The house now known as Little Torquil was built originally in the 1920’s as the garage to Torquil. Elsie McCorkindale loved driving, and owned one of the first motor vehicles in Trebetherick – a Talbot-Darracq – of which she was very proud.
John Betjeman’s Summoned by Bells mentions her with great affection:
In the same stanza he even refers to the garage, with stars out over its roof, and borrowing Aunt Elsie’s car to drive his sweetheart to Coolgrena for a dance.
The garage was sturdily built on two floors, with a large upstairs room to accommodate Aunt Elsie’s three Scottish nephews (Vasey, Ralph and Alastair Adams, sons of Elsie’s only sister Euphemia) during summer holidays when Torquil itself was full of other guests
When Miss McCorkindale sold Torquil in the early 1950s to Mrs Herberta Bone, she kept the garage as part of the Torquil Cottage estate, all of which property was passed on to her niece ‘Cesca Sharpe when she died in 1954. Ruth (daughter of Monica Carhart) remembers the splendid dressing-up box in the upper room, and playing there with the Sharpe children, sometimes putting on impromptu theatrical productions in Torquil Cottage garden.

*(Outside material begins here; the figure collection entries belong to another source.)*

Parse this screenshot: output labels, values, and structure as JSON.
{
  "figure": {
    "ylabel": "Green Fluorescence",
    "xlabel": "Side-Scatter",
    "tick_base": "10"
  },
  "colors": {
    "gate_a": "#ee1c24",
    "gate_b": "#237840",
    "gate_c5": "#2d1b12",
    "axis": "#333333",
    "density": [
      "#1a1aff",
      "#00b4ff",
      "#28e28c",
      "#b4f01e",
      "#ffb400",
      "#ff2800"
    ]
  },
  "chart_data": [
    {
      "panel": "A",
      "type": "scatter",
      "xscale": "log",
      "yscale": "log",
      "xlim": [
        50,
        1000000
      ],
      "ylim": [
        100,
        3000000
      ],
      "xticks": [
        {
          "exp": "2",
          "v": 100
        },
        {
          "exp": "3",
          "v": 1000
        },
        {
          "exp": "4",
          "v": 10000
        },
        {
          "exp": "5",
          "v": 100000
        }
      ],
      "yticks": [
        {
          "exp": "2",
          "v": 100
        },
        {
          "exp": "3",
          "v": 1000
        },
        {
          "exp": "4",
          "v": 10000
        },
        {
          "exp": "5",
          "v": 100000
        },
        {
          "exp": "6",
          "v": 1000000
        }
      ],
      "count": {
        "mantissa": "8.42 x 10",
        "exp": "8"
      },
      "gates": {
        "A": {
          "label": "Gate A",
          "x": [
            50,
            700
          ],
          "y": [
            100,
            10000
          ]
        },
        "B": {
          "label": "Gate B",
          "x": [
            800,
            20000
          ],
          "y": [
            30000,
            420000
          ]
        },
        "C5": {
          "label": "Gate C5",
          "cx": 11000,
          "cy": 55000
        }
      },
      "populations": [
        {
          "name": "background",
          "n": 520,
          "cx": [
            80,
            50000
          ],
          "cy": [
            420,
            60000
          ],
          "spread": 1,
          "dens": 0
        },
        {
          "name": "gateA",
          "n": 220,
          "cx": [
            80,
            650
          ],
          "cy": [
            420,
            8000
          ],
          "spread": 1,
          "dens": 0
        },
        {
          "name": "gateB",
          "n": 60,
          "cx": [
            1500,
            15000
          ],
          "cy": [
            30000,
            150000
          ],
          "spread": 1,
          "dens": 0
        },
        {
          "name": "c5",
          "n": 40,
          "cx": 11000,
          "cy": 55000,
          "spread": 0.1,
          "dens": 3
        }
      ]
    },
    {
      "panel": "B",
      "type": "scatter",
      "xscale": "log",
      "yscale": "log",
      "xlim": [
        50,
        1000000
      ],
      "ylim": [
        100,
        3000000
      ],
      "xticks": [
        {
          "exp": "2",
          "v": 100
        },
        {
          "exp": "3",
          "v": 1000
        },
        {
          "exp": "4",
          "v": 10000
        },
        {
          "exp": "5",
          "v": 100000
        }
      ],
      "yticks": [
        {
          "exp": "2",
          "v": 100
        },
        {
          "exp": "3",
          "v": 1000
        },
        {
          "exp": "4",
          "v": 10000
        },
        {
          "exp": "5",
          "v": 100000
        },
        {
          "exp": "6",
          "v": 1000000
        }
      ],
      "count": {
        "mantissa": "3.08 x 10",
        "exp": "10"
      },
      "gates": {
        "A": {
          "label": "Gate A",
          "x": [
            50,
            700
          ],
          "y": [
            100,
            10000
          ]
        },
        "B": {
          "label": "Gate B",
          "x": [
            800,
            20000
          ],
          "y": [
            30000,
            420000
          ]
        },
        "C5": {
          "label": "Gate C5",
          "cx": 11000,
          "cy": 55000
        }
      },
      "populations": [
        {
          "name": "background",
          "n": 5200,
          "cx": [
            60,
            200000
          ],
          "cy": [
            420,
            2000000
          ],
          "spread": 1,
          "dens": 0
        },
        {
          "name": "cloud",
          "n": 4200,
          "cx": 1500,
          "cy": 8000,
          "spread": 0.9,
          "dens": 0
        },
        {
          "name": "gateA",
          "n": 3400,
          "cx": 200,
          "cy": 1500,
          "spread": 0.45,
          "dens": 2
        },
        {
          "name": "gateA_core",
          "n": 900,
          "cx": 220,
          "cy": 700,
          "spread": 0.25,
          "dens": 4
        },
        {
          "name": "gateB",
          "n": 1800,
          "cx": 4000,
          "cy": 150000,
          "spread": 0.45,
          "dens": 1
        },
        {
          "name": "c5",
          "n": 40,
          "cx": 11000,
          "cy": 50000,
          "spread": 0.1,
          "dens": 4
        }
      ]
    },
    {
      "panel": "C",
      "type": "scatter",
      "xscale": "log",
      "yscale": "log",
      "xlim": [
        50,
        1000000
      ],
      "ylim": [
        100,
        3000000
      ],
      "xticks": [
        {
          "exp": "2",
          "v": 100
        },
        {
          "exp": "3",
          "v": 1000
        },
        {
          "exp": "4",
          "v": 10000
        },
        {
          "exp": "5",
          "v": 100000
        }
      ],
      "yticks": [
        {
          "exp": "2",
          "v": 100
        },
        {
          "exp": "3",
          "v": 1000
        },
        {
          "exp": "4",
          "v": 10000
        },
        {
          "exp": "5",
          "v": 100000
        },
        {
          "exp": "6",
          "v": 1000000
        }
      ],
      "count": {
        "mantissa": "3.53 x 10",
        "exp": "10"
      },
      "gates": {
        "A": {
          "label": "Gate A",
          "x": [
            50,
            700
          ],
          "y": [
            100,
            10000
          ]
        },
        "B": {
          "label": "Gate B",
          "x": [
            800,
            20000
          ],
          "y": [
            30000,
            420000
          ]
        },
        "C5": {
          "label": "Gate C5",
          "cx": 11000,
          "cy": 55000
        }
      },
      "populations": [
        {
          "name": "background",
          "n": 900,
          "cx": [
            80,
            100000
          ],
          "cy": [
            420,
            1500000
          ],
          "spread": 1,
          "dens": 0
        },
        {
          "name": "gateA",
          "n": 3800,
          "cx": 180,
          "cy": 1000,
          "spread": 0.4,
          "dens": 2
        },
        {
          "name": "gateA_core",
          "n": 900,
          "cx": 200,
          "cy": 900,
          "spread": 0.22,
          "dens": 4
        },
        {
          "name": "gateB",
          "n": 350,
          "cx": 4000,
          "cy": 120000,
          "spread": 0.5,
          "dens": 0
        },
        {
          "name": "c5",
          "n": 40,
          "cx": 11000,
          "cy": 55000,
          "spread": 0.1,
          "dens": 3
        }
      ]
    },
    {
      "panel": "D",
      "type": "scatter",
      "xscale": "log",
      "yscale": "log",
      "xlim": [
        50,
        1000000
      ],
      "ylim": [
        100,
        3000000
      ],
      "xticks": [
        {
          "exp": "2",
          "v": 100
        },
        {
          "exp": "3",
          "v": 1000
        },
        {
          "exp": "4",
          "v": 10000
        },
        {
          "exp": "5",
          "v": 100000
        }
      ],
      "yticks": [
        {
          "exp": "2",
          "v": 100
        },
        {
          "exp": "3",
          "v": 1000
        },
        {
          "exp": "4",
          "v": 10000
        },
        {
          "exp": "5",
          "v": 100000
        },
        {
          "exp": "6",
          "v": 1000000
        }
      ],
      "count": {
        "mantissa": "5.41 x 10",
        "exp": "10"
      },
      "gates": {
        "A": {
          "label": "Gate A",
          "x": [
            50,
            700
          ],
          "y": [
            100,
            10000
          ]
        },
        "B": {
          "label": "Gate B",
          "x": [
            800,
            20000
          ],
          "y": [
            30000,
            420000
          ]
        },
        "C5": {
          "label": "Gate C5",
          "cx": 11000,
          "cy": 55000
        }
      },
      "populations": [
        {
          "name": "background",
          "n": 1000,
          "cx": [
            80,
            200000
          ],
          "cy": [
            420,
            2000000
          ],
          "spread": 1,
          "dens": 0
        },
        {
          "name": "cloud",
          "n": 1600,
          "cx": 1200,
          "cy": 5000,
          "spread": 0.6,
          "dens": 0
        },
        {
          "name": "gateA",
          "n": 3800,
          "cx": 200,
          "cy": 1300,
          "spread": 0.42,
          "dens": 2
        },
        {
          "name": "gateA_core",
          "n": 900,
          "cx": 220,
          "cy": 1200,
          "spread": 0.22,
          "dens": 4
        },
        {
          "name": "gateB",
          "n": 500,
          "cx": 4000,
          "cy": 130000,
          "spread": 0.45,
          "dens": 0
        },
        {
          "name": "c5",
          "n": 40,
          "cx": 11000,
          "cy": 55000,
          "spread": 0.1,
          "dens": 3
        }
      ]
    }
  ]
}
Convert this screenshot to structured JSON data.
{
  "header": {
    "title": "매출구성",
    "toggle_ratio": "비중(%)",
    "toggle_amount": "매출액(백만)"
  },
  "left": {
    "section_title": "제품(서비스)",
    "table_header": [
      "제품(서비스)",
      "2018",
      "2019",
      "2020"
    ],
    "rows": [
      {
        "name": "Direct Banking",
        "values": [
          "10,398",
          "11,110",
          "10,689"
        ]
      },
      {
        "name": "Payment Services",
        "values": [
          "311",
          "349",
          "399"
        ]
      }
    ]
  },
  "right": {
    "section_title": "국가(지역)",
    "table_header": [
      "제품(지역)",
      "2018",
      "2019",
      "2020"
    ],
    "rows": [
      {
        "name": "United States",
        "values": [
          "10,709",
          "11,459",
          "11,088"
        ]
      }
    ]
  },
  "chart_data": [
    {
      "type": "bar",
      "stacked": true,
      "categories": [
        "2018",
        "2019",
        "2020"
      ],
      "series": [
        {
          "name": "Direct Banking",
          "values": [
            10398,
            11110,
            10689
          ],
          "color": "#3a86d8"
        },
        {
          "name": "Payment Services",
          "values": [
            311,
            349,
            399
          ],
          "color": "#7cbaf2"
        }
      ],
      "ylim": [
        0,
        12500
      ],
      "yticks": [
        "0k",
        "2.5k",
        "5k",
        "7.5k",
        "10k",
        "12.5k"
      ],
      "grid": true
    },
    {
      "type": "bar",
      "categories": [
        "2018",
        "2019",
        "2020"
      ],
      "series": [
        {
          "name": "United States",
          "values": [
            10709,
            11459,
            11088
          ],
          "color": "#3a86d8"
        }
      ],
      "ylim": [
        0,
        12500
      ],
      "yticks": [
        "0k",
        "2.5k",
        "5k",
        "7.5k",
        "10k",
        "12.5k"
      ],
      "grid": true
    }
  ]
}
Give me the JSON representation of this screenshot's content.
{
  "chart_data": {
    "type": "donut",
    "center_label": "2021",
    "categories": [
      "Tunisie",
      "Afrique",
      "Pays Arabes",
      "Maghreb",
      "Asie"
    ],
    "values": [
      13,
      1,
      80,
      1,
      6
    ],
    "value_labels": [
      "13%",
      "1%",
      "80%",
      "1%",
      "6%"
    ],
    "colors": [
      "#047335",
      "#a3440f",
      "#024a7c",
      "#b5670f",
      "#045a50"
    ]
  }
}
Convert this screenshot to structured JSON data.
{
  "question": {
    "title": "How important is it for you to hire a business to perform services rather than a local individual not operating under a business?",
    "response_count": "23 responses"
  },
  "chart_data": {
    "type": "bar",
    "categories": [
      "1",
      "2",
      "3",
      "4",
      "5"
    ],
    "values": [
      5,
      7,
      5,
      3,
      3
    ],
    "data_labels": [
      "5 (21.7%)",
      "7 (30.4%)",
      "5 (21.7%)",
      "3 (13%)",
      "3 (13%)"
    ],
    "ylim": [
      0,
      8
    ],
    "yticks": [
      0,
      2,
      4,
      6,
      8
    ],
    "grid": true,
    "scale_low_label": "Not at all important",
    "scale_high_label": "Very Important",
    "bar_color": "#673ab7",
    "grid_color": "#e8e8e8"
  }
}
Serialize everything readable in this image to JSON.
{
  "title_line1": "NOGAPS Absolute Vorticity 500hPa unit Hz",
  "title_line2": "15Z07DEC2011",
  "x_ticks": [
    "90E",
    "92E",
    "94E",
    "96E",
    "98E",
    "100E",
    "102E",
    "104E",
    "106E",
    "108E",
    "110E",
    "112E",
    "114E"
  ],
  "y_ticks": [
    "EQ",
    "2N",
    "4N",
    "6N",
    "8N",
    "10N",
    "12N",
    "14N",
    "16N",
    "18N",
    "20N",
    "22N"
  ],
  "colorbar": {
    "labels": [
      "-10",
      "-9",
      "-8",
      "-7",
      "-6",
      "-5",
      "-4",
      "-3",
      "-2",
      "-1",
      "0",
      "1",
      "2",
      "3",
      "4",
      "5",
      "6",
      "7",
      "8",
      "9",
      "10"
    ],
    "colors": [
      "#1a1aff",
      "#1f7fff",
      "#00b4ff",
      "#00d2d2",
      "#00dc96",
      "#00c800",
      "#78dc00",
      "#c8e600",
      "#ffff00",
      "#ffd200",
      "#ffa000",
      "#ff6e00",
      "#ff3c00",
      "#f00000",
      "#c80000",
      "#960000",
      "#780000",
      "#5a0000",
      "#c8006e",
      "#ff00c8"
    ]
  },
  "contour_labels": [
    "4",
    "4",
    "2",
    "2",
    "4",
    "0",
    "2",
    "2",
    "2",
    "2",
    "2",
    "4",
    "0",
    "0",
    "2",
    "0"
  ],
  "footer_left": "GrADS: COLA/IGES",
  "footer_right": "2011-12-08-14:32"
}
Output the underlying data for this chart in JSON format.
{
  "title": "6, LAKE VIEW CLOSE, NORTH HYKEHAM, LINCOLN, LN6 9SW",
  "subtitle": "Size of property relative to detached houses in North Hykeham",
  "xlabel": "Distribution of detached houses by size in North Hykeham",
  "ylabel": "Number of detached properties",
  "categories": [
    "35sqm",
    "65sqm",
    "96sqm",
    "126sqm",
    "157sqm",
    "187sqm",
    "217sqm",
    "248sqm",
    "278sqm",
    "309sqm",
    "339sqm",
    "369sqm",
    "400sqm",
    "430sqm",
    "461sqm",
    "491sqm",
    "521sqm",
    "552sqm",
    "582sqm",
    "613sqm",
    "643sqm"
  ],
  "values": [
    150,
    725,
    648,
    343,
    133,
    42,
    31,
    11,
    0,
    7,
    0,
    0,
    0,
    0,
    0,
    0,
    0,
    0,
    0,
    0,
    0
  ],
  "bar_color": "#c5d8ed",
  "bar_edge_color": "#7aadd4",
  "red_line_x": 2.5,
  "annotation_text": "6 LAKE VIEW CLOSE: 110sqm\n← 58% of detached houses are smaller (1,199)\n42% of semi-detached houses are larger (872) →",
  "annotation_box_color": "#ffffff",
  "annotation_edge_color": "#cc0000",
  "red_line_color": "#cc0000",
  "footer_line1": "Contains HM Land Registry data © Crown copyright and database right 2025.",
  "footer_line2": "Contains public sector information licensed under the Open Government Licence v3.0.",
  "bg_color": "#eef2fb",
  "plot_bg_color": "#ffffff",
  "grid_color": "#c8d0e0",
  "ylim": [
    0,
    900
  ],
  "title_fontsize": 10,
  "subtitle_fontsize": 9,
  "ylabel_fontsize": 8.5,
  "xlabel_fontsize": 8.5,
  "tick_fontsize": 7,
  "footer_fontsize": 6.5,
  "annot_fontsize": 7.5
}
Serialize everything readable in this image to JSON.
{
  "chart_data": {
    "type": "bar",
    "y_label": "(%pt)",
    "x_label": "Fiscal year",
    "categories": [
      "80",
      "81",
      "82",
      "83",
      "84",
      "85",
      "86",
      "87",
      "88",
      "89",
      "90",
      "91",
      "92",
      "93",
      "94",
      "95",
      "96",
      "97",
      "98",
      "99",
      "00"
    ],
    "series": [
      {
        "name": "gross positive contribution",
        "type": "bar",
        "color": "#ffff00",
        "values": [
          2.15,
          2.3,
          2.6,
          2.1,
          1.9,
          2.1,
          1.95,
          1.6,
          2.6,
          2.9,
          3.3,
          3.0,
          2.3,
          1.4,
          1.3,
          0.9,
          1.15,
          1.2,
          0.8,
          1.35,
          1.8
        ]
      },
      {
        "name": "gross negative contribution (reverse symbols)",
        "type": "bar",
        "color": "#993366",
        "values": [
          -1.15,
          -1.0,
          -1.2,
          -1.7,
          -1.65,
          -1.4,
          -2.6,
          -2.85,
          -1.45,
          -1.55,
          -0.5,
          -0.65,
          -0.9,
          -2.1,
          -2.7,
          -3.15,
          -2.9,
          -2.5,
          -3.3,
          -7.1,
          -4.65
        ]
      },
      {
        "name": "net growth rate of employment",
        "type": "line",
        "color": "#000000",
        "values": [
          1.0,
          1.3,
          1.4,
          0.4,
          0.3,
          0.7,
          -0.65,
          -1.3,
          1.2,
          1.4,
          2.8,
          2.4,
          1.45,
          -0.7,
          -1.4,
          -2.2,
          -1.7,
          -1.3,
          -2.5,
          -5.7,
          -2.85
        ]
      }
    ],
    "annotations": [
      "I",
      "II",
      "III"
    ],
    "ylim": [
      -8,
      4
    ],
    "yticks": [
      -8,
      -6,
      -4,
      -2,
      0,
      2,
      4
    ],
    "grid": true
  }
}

In the 1970s ‘Cesca and Adrian Sharpe decided to convert the garage into a dwelling for Adrian’s elderly mother. But being cut off from passers-by in the lane did not suit Grannie Sharpe; she much preferred staying in Torquil Cottage where she could keep an eye on local life.
The Sharpes sold what they had called The Little House in 1989 to Chris Bone, youngest son of Mrs Herberta Bone, who had inherited Torquil in 1984. He in turn sold Little Torquil (as it was by then re-named) in 1998 to Mrs Gill MacCabe, who was delighted to find such “a wonderful place” to entertain her granddaughter Chloe during the summer holidays. Gill and Chris’ wife Barbara had worked together in a horticultural business in London, and so Gill had previously visited Trebetherick with the Bone family at Torquil.